On Sun, 12 Jul 2020 at 10:47, Larry Hastings <la...@hastings.org> wrote:
> In that case, I'd like to make a specific pitch for "don't make '_' special". 
>  (I'm going to spell it '_' as it seems to be easier to read this way; ignore 
> the quotes.)

Overall, this sounds mostly reasonable. I'm cutting nearly everything
here, because I don't have anything to add.

> One consideration: if you do use '_' multiple times in a single pattern, and 
> you do refer to its value afterwards, what value should it get?  Consider 
> that Python already permits multiple assignments in a single expression:
>
> (x:="first", x:="middle", x:="last")
>
> After this expression is evaluated, x has been bound to the value "last".  I 
> could live with "it keeps the rightmost".  I could also live with "the result 
> is implementation-defined".  I suspect it doesn't matter much, because the 
> point of the idiom is that people don't care about the value.

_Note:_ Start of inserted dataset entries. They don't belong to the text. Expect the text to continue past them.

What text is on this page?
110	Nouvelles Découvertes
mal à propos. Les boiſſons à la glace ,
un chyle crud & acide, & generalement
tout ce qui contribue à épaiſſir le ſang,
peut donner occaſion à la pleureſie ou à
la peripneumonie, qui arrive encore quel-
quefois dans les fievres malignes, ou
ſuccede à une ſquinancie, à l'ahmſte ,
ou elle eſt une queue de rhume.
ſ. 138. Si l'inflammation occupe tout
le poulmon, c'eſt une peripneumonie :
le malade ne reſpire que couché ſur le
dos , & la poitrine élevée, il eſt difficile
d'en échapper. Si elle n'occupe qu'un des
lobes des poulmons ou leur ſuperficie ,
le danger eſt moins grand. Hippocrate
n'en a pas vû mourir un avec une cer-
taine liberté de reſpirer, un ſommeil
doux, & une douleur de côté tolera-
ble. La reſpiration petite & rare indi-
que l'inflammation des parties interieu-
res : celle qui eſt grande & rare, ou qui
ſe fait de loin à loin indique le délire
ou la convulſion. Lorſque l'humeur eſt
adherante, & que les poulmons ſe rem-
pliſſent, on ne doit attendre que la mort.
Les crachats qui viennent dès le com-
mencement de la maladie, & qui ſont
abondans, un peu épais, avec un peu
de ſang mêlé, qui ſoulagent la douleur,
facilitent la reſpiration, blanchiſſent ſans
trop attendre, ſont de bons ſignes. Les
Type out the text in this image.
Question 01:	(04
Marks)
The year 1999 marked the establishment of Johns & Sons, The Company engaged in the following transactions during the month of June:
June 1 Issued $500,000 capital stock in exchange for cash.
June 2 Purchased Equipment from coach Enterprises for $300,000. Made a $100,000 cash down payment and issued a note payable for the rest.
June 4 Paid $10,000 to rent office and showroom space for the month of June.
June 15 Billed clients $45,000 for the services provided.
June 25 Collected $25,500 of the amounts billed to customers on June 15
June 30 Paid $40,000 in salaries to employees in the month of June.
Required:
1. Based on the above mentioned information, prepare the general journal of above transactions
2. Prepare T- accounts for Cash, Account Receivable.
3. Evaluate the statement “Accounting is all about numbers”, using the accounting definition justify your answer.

The problem for me is specifically with variables *other* than `_` -
precisely because `_` has connotations of "don't care".

If I see

    match expr:
        case Point(x, x):
            # what is x here?

I would very strongly expect that to mean that the two components of
Point were equal, and x was set to the common value. That's not what
Python does, so this would be a fairly easy mistake to make.

For what it's worth, it looks like Rust uses the same rule as the PEP
- multiple occurrences of the same variable are not allowed, but _ is
a wildcard that *can* be used multiple times, but isn't bound.